Anche il tempo pieno, del resto, sembra destinato ad essere una riserva indiana, un tempo-più-lungo per esigenze familiari ma impoverito di qualità didattica e isolato all’interno di una scuola tosata di ogni flessibilità. Chissà se i soloni, anche di sinistra, che hanno pontificato nei mesi scorsi a favore della restaurazione del “maestro unico”, si renderanno conto del significato del disegno che hanno contribuito a sostenere. Possibile che la nostalgia dei tempi della loro infanzia possa oscurare le differenze tra i compiti della scuola primaria di oggi – che si misura con l’informatica, la lingua inglese, l’italiano per stranieri, i tanti ragazzini disabili, le prime e seconde generazioni dell’immigrazione – e quella di cinquant’anni fa, quando a scuola ci andava la metà dei ragazzi di oggi e quando tutto sembrava potersi esaurire nel leggere-scrivere-far di conto?
Forse ha ragione il Censis che, nelle pagine dedicate ai processi formativi del Rapporto di quest’anno, denuncia l’incapacità della politica di proporre una qualunque idea di qualificazione della funzione educativa.

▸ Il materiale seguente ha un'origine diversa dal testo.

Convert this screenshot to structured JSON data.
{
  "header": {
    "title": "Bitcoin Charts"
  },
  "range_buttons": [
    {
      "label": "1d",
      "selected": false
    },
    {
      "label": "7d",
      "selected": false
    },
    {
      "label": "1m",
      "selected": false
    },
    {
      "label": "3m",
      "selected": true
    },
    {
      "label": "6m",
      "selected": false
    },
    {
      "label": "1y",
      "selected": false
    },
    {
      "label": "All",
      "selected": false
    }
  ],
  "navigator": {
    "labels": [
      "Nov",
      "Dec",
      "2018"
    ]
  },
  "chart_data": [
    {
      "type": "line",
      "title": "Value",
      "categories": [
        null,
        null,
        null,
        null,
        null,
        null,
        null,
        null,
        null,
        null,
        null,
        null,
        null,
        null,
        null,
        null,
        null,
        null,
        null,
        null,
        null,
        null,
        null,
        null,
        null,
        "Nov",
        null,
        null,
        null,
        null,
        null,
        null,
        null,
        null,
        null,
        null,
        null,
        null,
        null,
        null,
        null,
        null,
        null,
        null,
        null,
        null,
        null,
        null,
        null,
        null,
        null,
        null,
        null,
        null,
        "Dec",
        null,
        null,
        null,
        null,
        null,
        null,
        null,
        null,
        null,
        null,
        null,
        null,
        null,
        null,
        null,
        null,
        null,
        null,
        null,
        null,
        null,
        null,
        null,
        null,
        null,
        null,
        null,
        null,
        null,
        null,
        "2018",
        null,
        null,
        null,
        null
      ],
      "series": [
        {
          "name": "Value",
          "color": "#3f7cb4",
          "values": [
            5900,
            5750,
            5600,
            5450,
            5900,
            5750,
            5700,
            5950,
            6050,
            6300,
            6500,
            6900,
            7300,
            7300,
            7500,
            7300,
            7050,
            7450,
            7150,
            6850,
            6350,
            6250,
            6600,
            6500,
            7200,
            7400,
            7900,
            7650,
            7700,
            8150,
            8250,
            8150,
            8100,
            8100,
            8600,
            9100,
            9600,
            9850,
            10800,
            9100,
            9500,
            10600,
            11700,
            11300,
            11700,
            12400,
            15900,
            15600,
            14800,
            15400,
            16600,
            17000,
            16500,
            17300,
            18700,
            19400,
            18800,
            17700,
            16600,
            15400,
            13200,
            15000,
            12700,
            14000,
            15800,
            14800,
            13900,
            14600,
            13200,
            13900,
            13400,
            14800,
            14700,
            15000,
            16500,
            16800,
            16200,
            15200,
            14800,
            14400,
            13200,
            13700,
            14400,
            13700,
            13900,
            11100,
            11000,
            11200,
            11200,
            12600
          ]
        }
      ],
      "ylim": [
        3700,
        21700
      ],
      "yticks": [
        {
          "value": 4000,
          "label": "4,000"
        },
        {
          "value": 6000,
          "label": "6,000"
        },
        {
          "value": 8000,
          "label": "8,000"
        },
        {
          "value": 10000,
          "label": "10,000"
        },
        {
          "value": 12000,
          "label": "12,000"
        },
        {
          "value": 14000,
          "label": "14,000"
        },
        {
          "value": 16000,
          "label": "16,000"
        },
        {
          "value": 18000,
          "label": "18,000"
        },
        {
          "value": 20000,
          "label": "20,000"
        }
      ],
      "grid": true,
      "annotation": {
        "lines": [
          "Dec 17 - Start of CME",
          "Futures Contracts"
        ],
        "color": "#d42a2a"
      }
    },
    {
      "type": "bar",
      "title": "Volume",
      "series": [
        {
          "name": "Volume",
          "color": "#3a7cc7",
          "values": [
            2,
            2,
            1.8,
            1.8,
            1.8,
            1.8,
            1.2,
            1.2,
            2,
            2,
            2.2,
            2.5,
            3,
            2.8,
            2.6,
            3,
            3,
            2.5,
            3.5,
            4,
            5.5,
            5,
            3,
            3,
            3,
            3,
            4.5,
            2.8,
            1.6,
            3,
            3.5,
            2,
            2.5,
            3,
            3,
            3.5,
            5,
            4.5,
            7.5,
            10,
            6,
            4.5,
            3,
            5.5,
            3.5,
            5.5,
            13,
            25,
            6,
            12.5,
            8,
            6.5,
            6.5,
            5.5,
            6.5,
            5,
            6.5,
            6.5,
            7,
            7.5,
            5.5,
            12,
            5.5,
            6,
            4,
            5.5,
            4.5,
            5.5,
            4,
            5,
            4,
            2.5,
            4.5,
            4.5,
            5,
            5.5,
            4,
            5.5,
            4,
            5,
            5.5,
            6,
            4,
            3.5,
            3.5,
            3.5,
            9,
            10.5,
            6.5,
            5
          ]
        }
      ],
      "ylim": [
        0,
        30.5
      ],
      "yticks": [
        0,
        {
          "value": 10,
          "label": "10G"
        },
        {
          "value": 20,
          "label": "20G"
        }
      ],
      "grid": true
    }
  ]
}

Perché è in questo contesto che finiscono con l’avere legittimità anche le proposte più ignoranti e regressive e che le forze politiche, invece che concordare sensatamente su dove togliere e dove mettere le risorse, fanno delle strategie di riduzione della spesa pubblica un campo di scontro ideologico tra fautori ed oppositori pregiudiziali. Il Quaderno Bianco sulla scuola del 2007, elaborato da un gruppo di esperti del ministero dell’Economia e della Pubblica Istruzione, segnala in modo incontrovertibile, e nel quadro di una comparazione europea, dove ci sono gli sprechi da superare e dove, viceversa, mancano le risorse. Ma se il governo fa della riduzione della spesa un’ideologia, l’opposizione politica e sociale non è stata finora capace di proporre all’opinione pubblica dove e come spendere meglio per poter spendere di più. Un bel guaio, di cui si vedono i primi risultati.